I find it rather sad that the reaction to amazing research is "but it's just..." and "it might not work on ...". Like, maybe appreciate it a bit and consider a possibility that something similar to it might work?

AlphaGeometry works, in simplified terms, in two stages:

1. Heuristically add a candidate construction using an NN (a transformer)

2. Brute force search through all possible deductions from the current set of constructions using a symbolic solver

If you don't find a solution after step 2, repeat. There may be some backtracking involved to try a different set of constructions as well.

This approach only works because, in geometry, the set of possible deductions from a given construction is actually quite small.

Also, note that this approach overall is essentially an optimization, not amazing new capabilities. Replacing step 1 with a random construction still solves 10 problems on average in the given time, compared to 30 with the new approach. The existing algorithm, relying mostly on brute force search, is probably able to solve all of the geometry problems if given, say, 10 times as much time as the olympiad students (so not some absurd amount of time).

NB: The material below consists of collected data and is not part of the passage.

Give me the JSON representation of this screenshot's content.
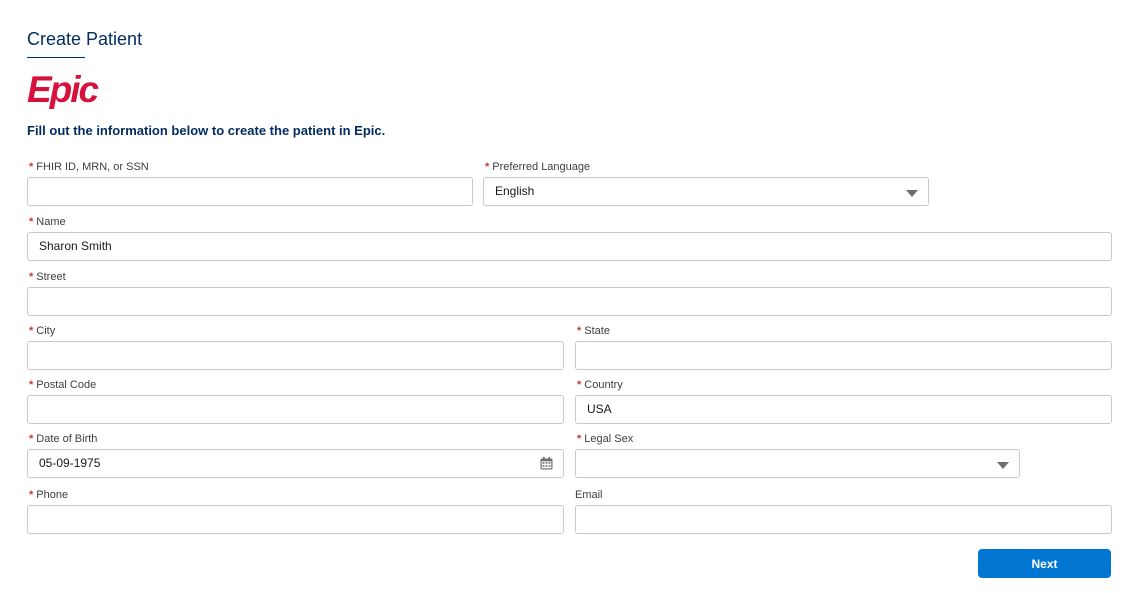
{
  "page": {
    "title": "Create Patient",
    "logo_text": "Epic",
    "intro": "Fill out the information below to create the patient in Epic."
  },
  "colors": {
    "title": "#032d60",
    "logo": "#d6113c",
    "required": "#c23934",
    "button": "#0176d3"
  },
  "form": {
    "required_marker": "*",
    "fhir_id": {
      "label": "FHIR ID, MRN, or SSN",
      "value": ""
    },
    "preferred_language": {
      "label": "Preferred Language",
      "value": "English"
    },
    "name": {
      "label": "Name",
      "value": "Sharon Smith"
    },
    "street": {
      "label": "Street",
      "value": ""
    },
    "city": {
      "label": "City",
      "value": ""
    },
    "state": {
      "label": "State",
      "value": ""
    },
    "postal_code": {
      "label": "Postal Code",
      "value": ""
    },
    "country": {
      "label": "Country",
      "value": "USA"
    },
    "date_of_birth": {
      "label": "Date of Birth",
      "value": "05-09-1975",
      "icon": "calendar-icon"
    },
    "legal_sex": {
      "label": "Legal Sex",
      "value": ""
    },
    "phone": {
      "label": "Phone",
      "value": ""
    },
    "email": {
      "label": "Email",
      "value": ""
    }
  },
  "actions": {
    "next_label": "Next"
  }
}
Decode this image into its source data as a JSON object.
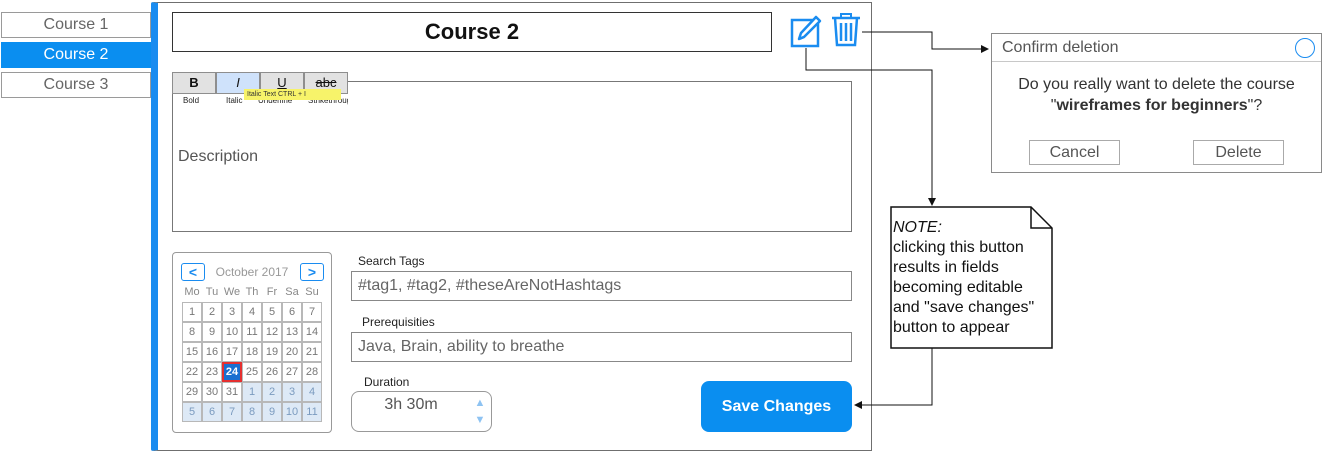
{
  "sidebar": {
    "items": [
      {
        "label": "Course 1"
      },
      {
        "label": "Course 2"
      },
      {
        "label": "Course 3"
      }
    ],
    "active_index": 1,
    "accent_color": "#0a8ef0"
  },
  "course": {
    "title": "Course 2",
    "edit_icon": "pencil-square-icon",
    "delete_icon": "trash-icon"
  },
  "editor": {
    "toolbar": [
      {
        "label": "B",
        "caption": "Bold"
      },
      {
        "label": "I",
        "caption": "Italic"
      },
      {
        "label": "U",
        "caption": "Underline"
      },
      {
        "label": "abc",
        "caption": "Strikethrough"
      }
    ],
    "tooltip": "Italic Text CTRL + I",
    "description_placeholder": "Description"
  },
  "calendar": {
    "prev_label": "<",
    "next_label": ">",
    "month_label": "October 2017",
    "weekdays": [
      "Mo",
      "Tu",
      "We",
      "Th",
      "Fr",
      "Sa",
      "Su"
    ],
    "days": [
      [
        "1",
        "2",
        "3",
        "4",
        "5",
        "6",
        "7"
      ],
      [
        "8",
        "9",
        "10",
        "11",
        "12",
        "13",
        "14"
      ],
      [
        "15",
        "16",
        "17",
        "18",
        "19",
        "20",
        "21"
      ],
      [
        "22",
        "23",
        "24",
        "25",
        "26",
        "27",
        "28"
      ],
      [
        "29",
        "30",
        "31",
        "1",
        "2",
        "3",
        "4"
      ],
      [
        "5",
        "6",
        "7",
        "8",
        "9",
        "10",
        "11"
      ]
    ],
    "selected_day": "24"
  },
  "fields": {
    "tags_label": "Search Tags",
    "tags_value": "#tag1, #tag2, #theseAreNotHashtags",
    "prereq_label": "Prerequisities",
    "prereq_value": "Java, Brain, ability to breathe",
    "duration_label": "Duration",
    "duration_value": "3h 30m"
  },
  "save_button": {
    "label": "Save Changes"
  },
  "dialog": {
    "title": "Confirm deletion",
    "message_prefix": "Do you really want to delete the course",
    "course_name": "wireframes for beginners",
    "message_suffix": "?",
    "cancel_label": "Cancel",
    "delete_label": "Delete"
  },
  "note": {
    "heading": "NOTE:",
    "lines": [
      "clicking this button",
      "results in fields",
      "becoming editable",
      "and \"save changes\"",
      "button to appear"
    ]
  }
}
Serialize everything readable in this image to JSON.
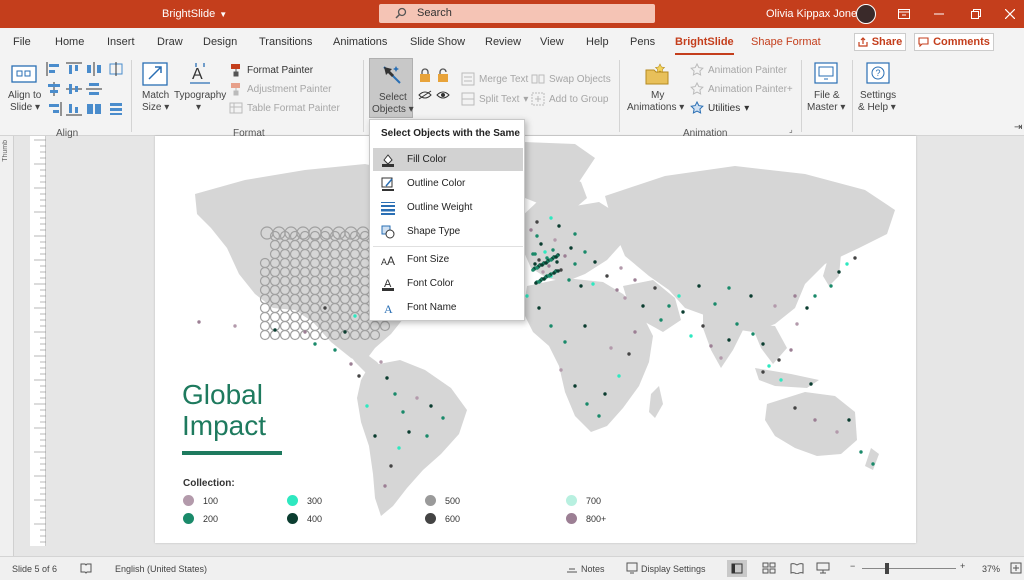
{
  "window": {
    "app_name": "BrightSlide",
    "search_label": "Search",
    "user_name": "Olivia Kippax Jones"
  },
  "menu": {
    "tabs": [
      "File",
      "Home",
      "Insert",
      "Draw",
      "Design",
      "Transitions",
      "Animations",
      "Slide Show",
      "Review",
      "View",
      "Help",
      "Pens",
      "BrightSlide",
      "Shape Format"
    ],
    "active_tab": "BrightSlide",
    "share_label": "Share",
    "comments_label": "Comments"
  },
  "ribbon": {
    "align_to_slide_line1": "Align to",
    "align_to_slide_line2": "Slide",
    "align_group": "Align",
    "match_size_line1": "Match",
    "match_size_line2": "Size",
    "typography": "Typography",
    "format_painter": "Format Painter",
    "adjustment_painter": "Adjustment Painter",
    "table_format_painter": "Table Format Painter",
    "format_group": "Format",
    "select_objects_line1": "Select",
    "select_objects_line2": "Objects",
    "merge_text": "Merge Text",
    "split_text": "Split Text",
    "swap_objects": "Swap Objects",
    "add_to_group": "Add to Group",
    "my_animations_line1": "My",
    "my_animations_line2": "Animations",
    "animation_painter": "Animation Painter",
    "animation_painter_plus": "Animation Painter+",
    "utilities": "Utilities",
    "animation_group": "Animation",
    "file_master_line1": "File &",
    "file_master_line2": "Master",
    "settings_help_line1": "Settings",
    "settings_help_line2": "& Help"
  },
  "dropdown": {
    "header": "Select Objects with the Same",
    "items": [
      {
        "label": "Fill Color",
        "icon": "fill-color-icon",
        "selected": true
      },
      {
        "label": "Outline Color",
        "icon": "outline-color-icon"
      },
      {
        "label": "Outline Weight",
        "icon": "outline-weight-icon"
      },
      {
        "label": "Shape Type",
        "icon": "shape-type-icon"
      },
      {
        "label": "Font Size",
        "icon": "font-size-icon"
      },
      {
        "label": "Font Color",
        "icon": "font-color-icon"
      },
      {
        "label": "Font Name",
        "icon": "font-name-icon"
      }
    ]
  },
  "thumbnails_label": "Thumb",
  "slide": {
    "title": "Global\nImpact",
    "collection_label": "Collection:",
    "legend": [
      {
        "label": "100",
        "color": "#b39aab"
      },
      {
        "label": "200",
        "color": "#1a8a6a"
      },
      {
        "label": "300",
        "color": "#2ee8c0"
      },
      {
        "label": "400",
        "color": "#0b3d30"
      },
      {
        "label": "500",
        "color": "#9a9a9a"
      },
      {
        "label": "600",
        "color": "#444444"
      },
      {
        "label": "700",
        "color": "#b8f0e0"
      },
      {
        "label": "800+",
        "color": "#9c7f94"
      }
    ]
  },
  "status": {
    "slide_info": "Slide 5 of 6",
    "language": "English (United States)",
    "notes": "Notes",
    "display_settings": "Display Settings",
    "zoom": "37%"
  },
  "colors": {
    "accent": "#c43e1c",
    "title_green": "#1e7a5e",
    "map_land": "#d6d6d6"
  }
}
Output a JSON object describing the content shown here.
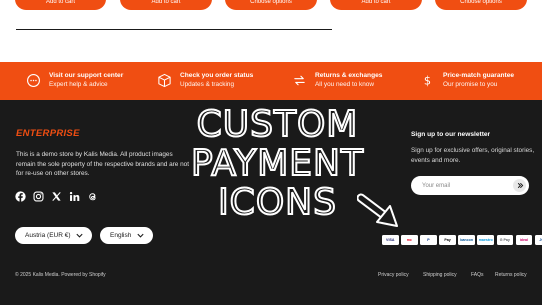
{
  "products": {
    "buttons": [
      "Add to cart",
      "Add to cart",
      "Choose options",
      "Add to cart",
      "Choose options"
    ]
  },
  "features": [
    {
      "title": "Visit our support center",
      "subtitle": "Expert help & advice",
      "icon": "chat-icon"
    },
    {
      "title": "Check you order status",
      "subtitle": "Updates & tracking",
      "icon": "box-icon"
    },
    {
      "title": "Returns & exchanges",
      "subtitle": "All you need to know",
      "icon": "returns-icon"
    },
    {
      "title": "Price-match guarantee",
      "subtitle": "Our promise to you",
      "icon": "dollar-icon"
    }
  ],
  "footer": {
    "brand": "ENTERPRISE",
    "about": "This is a demo store by Kalis Media. All product images remain the sole property of the respective brands and are not for re-use on other stores.",
    "socials": [
      "facebook-icon",
      "instagram-icon",
      "x-icon",
      "linkedin-icon",
      "threads-icon"
    ],
    "country_select": "Austria (EUR €)",
    "language_select": "English",
    "newsletter": {
      "title": "Sign up to our newsletter",
      "text": "Sign up for exclusive offers, original stories, events and more.",
      "placeholder": "Your email"
    },
    "overlay_text": [
      "CUSTOM",
      "PAYMENT",
      "ICONS"
    ],
    "payment_icons": [
      {
        "label": "VISA",
        "color": "#1a1f71"
      },
      {
        "label": "mc",
        "color": "#eb001b"
      },
      {
        "label": "P",
        "color": "#003087"
      },
      {
        "label": "Pay",
        "color": "#000000"
      },
      {
        "label": "bancon",
        "color": "#005498"
      },
      {
        "label": "maestro",
        "color": "#0099df"
      },
      {
        "label": "G Pay",
        "color": "#5f6368"
      },
      {
        "label": "ideal",
        "color": "#cc0066"
      },
      {
        "label": "JCB",
        "color": "#0e4c96"
      }
    ],
    "copyright": "© 2025 Kalis Media. Powered by Shopify",
    "links": [
      "Privacy policy",
      "Shipping policy",
      "FAQs",
      "Returns policy"
    ]
  },
  "colors": {
    "accent": "#f04e12",
    "dark": "#1a1a1a"
  }
}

Key insight is the finiteness of reasoning parts in planar geometry that can be quickly solved by the SAT, which often does not exist in most first-order and second-order logics, such as number theory, algebra, or functional analysis
The search space here is not so large. Read this paper, a key part of the present work: https://doi.org/10.1023/A:1006171315513
Well, what's different is that humans invent new abstractions along the way such as complex numbers and Fourier transforms.
A neural network is nothing but a heap of new abstractions from data.
Not a lot of humans do
Every single human has abstractions that are unique to them. Your world model isn’t the same as mine.

It’s just that usually these abstractions are fuzzy and hard to formalize, so they aren’t shared. It doesn’t mean that they don’t exist.

This is laughable... Neural networks also have basically unknowable abstractions encoded in their weights. There was some work not long ago which taught an ANN to do modular arithmetic, and found that it was doing Fourier transforms with the learned weights....
When a human has done the same thing many times they tend to try to generalize and take shortcuts. And make tools. Perhaps I missed something but I haven't seen a neural net do that.
Is that very different than the distillation and amplification process that happens during training? Where the neural net learns to predict in one step what initially required several steps of iterated execution.
IMHO, yes. It's not an (internal) invention occurring as a result of insight into the process - it's an (external) human training one model on the output of another model.
True, but we're talking about Olympiad level math skills here.
> Some magic device which can solve any problem using a single linear pass?

You mean like a calculator?

A calculator that can solve any problem human could, and more? Sure.